La Sicilia vanta meravigliosi limoneti detti anche “giardini” disposti, in maniera precisa e attenta, in specifiche aree geografiche adatte alla coltivazione dei limoni. Una zona degna di menzione è quella che abbraccia Catania e Taormina, dove il limoneto ha una storia antica e di grande interesse. Tutta la fascia ionica – etnea è in grado di garantire limoni di altissima qualità.
Visitare la “Riviera dei limoni”, ricca di limoni dell’Etna, significa sentire l’odore di questo frutto unico, vederne le sfumature e le diverse gradazioni di colore.

Il Disciplinare di produzione dell’Indicazione Geografica Protetta “Limone dell’Etna” indica il legame tra le caratteristiche del prodotto e l’ambiente di coltivazione specificando che: “Le peculiarità del “Limone dell’Etna” sono strettamente determinate dalle caratteristiche morfologiche, climatiche e pedologiche dell’areale di produzione, legate all’evoluzione geologica e alla natura vulcanica, che riunisce aspetti raramente compresenti in altre zone limonicole. I fattori che influenzano il clima dell’area di coltivazione del “Limone dell’Etna” sono principalmente la latitudine, la conformazione orografica e la vicinanza del mare”.

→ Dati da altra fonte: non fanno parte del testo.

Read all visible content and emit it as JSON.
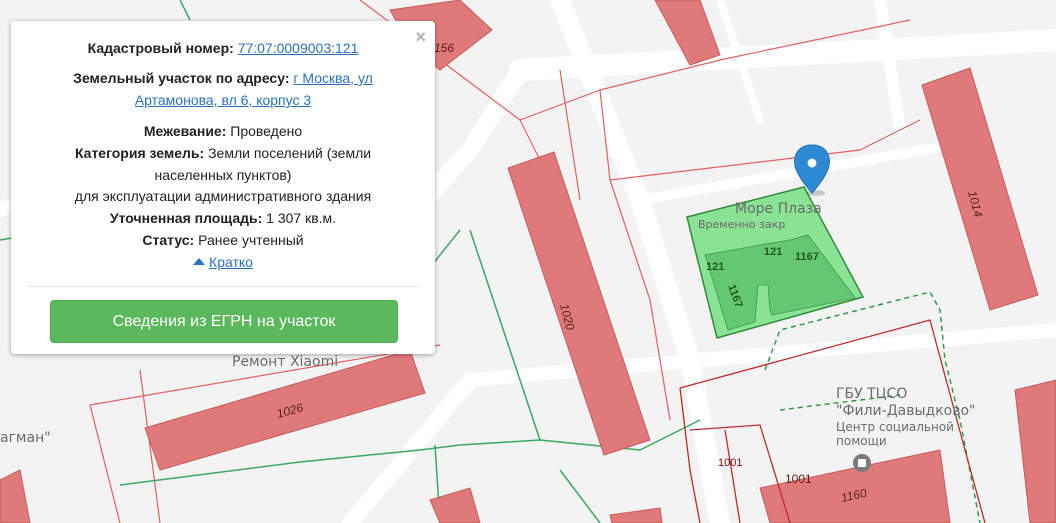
{
  "map": {
    "poi": {
      "repair_shop": "Ремонт Xiaomi",
      "flagman": "агман\"",
      "more_plaza": "Море Плаза",
      "more_plaza_sub": "Временно закр",
      "gbu_line1": "ГБУ ТЦСО",
      "gbu_line2": "\"Фили-Давыдково\"",
      "gbu_line3": "Центр социальной",
      "gbu_line4": "помощи"
    },
    "buildings": {
      "b156": "156",
      "b1020": "1020",
      "b1014": "1014",
      "b1026": "1026",
      "b1160": "1160",
      "b1001": "1001"
    },
    "plot_labels": {
      "a": "121",
      "b": "121",
      "c": "1167",
      "d": "1167"
    },
    "cadastral_label": "1001"
  },
  "popup": {
    "cad_label": "Кадастровый номер:",
    "cad_value": "77:07:0009003:121",
    "address_label": "Земельный участок по адресу:",
    "address_value_1": "г Москва, ул",
    "address_value_2": "Артамонова, вл 6, корпус 3",
    "survey_label": "Межевание:",
    "survey_value": "Проведено",
    "category_label": "Категория земель:",
    "category_value_1": "Земли поселений (земли",
    "category_value_2": "населенных пунктов)",
    "usage": "для эксплуатации административного здания",
    "area_label": "Уточненная площадь:",
    "area_value": "1 307 кв.м.",
    "status_label": "Статус:",
    "status_value": "Ранее учтенный",
    "toggle": "Кратко",
    "close": "×",
    "egrn_button": "Сведения из ЕГРН на участок"
  },
  "colors": {
    "building_fill": "#e07a7a",
    "plot_fill": "#7ee08a",
    "button": "#5cb85c",
    "link": "#2a72c2",
    "marker": "#2f8ad6"
  }
}
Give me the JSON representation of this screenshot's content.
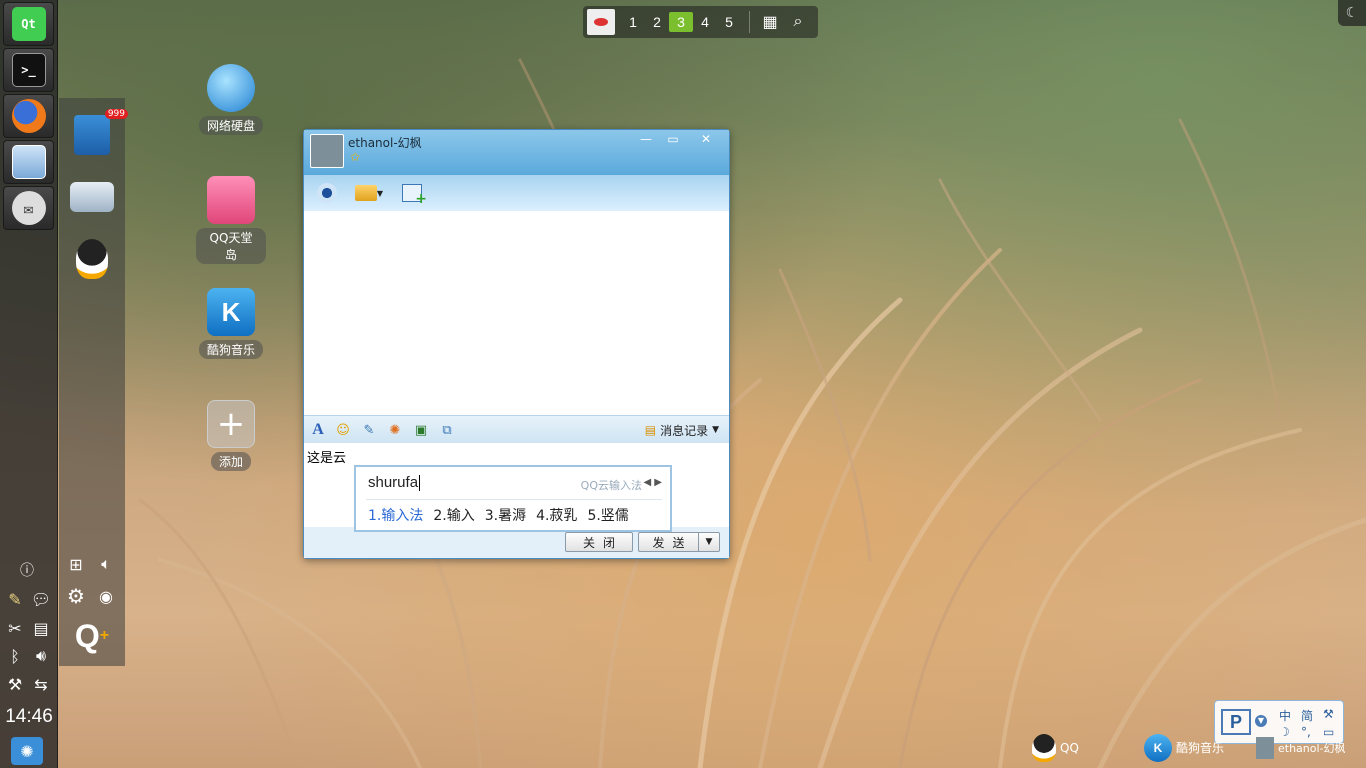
{
  "desktop": {
    "clock": "14:46",
    "badge_count": "999"
  },
  "workspaces": {
    "items": [
      "1",
      "2",
      "3",
      "4",
      "5"
    ],
    "active": "3"
  },
  "desktop_icons": [
    {
      "label": "网络硬盘"
    },
    {
      "label": "QQ天堂岛"
    },
    {
      "label": "酷狗音乐"
    },
    {
      "label": "添加"
    }
  ],
  "chat": {
    "contact_name": "ethanol-幻枫",
    "history_label": "消息记录",
    "input_text": "这是云",
    "close_label": "关闭",
    "send_label": "发送"
  },
  "ime": {
    "composition": "shurufa",
    "brand": "QQ云输入法",
    "candidates": [
      "1.输入法",
      "2.输入",
      "3.暑溽",
      "4.菽乳",
      "5.竖儒"
    ]
  },
  "ime_status": {
    "mode": "中",
    "script": "简"
  },
  "taskbar": {
    "items": [
      "QQ",
      "酷狗音乐",
      "ethanol-幻枫"
    ]
  },
  "colors": {
    "workspace_active": "#7bbf2e",
    "ime_selected": "#2c6ad6",
    "window_border": "#4a8cc2"
  }
}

Il clima e le temperature miti nel corso dell’anno, agevolate dalla presenza della brezza del Mar Jonio, il suolo vulcanico, la copiosità di acqua di falda assicurata dallo scioglimento delle nevi dell’Etna e dalle precipitazioni, rendono questo territorio perfetto per la coltivazione del limone, che possiede qualità peculiari sia per il ph acido e sia per il suo aroma distintivo.
Per tutto l’anno si possono raccogliere frutti freschi e in particolare in estate (luglio-agosto) troviamo il profumato e fragrante Verdello. A quanto pare sono stati proprio i contadini di queste zone ad inventarlo, attraverso una tecnica chiamata “secca”.


I Verdelli sono molto richiesti, perché sono pronti in piena estate e hanno un gusto e un sapore completamente diverso dai limoni invernali. Infatti, sono considerati un’ eccellenza della zona orientale della Sicilia. Il Verdello è utilizzato anche nella preparazione di granite, sorbetti e gelati. Non mancano i “coppi” di frittura di mare da street food o piatti di pesce locale accompagnati dai “quarti” di limone Verdello.

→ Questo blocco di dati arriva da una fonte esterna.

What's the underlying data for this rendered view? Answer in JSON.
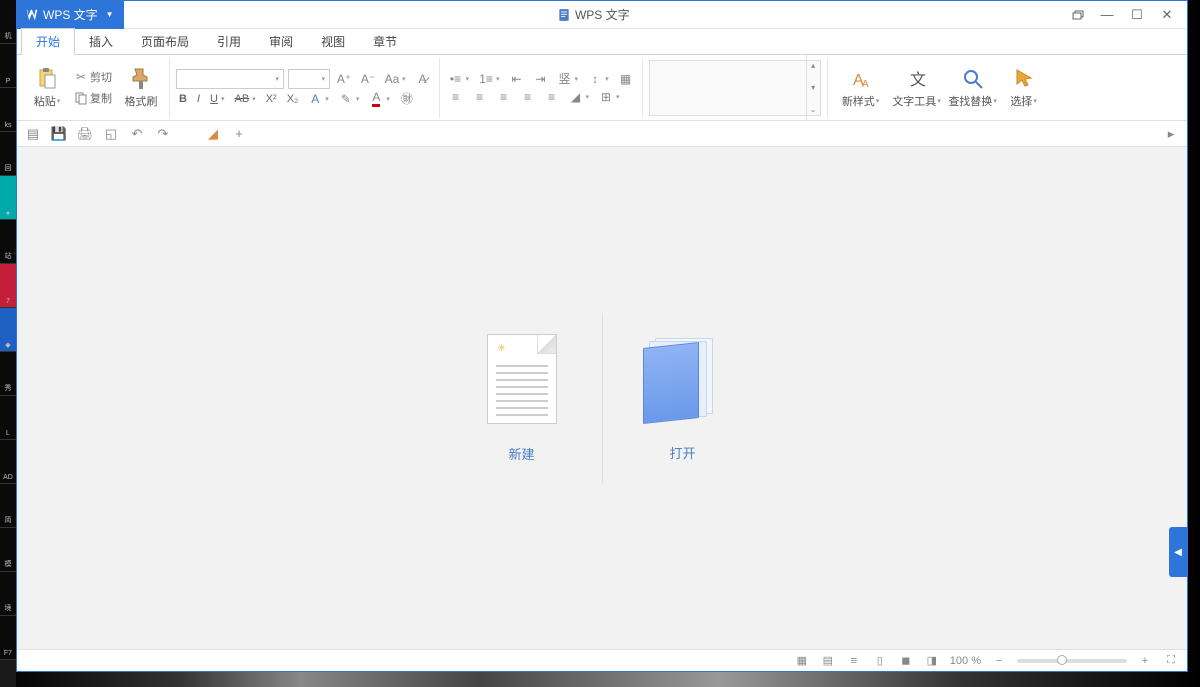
{
  "app": {
    "badge": "WPS 文字",
    "title": "WPS 文字"
  },
  "menu": {
    "items": [
      "开始",
      "插入",
      "页面布局",
      "引用",
      "审阅",
      "视图",
      "章节"
    ],
    "active_index": 0
  },
  "ribbon": {
    "clipboard": {
      "paste": "粘贴",
      "cut": "剪切",
      "copy": "复制",
      "format_painter": "格式刷"
    },
    "font": {
      "bold": "B",
      "italic": "I",
      "underline": "U",
      "strike": "AB",
      "super": "X²",
      "sub": "X₂"
    },
    "right": {
      "new_style": "新样式",
      "text_tools": "文字工具",
      "find_replace": "查找替换",
      "select": "选择"
    }
  },
  "start": {
    "new": "新建",
    "open": "打开"
  },
  "status": {
    "zoom": "100 %"
  },
  "sidetab": "◀"
}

Bisogna assolutamente provare, soprattutto in estate, il seltz al limone, una bibita che viene preparata con succo di limone appena spremuto, o il seltz con un pizzico di sale.
Tantissimi sono i cocktail a base di limone come: “mandarino verde e limone”, “mandarino e limone”, “tamarindo e limone”, “limone e lime” e tutti rigorosamente con succo fresco. Buonissimo anche il cocktail “Kimono bianco”, una magnifica combinazione di seltz, succo, sciroppo e pezzi di limone appena tagliato.
A Giarre e Riposto si può assaggiare il “cuore di cane”, in dialetto cor’i cani, una bibita a base di granita al limone, acqua frizzante, a volte aromatizzata con sciroppo di menta per renderla più dissetante.

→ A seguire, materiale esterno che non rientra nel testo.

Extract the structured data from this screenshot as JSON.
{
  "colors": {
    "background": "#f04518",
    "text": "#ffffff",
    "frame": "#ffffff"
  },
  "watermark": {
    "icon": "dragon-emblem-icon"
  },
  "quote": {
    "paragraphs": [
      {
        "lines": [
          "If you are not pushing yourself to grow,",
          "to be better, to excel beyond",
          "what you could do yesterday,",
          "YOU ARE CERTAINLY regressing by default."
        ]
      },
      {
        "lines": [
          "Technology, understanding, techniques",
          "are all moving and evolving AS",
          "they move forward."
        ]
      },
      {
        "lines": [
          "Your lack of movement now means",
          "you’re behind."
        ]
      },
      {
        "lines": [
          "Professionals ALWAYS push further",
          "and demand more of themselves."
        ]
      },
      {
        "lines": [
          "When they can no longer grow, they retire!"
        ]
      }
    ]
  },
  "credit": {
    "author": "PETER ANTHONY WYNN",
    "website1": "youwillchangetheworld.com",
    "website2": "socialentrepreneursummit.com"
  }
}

Vanno menzionati anche i piatti che hanno come protagoniste le alici del Mar Jonio marinate con succo fresco o la carne accompagnata da fette di limone.
La nostra amata isola, tra i suoi tanti prodotti, possiede un gioiello dal valore inestimabile che va preservato e curato. Nutro la speranza che si riesca a dare ancora più importanza a questa ricchezza naturale che tutti ci invidiano.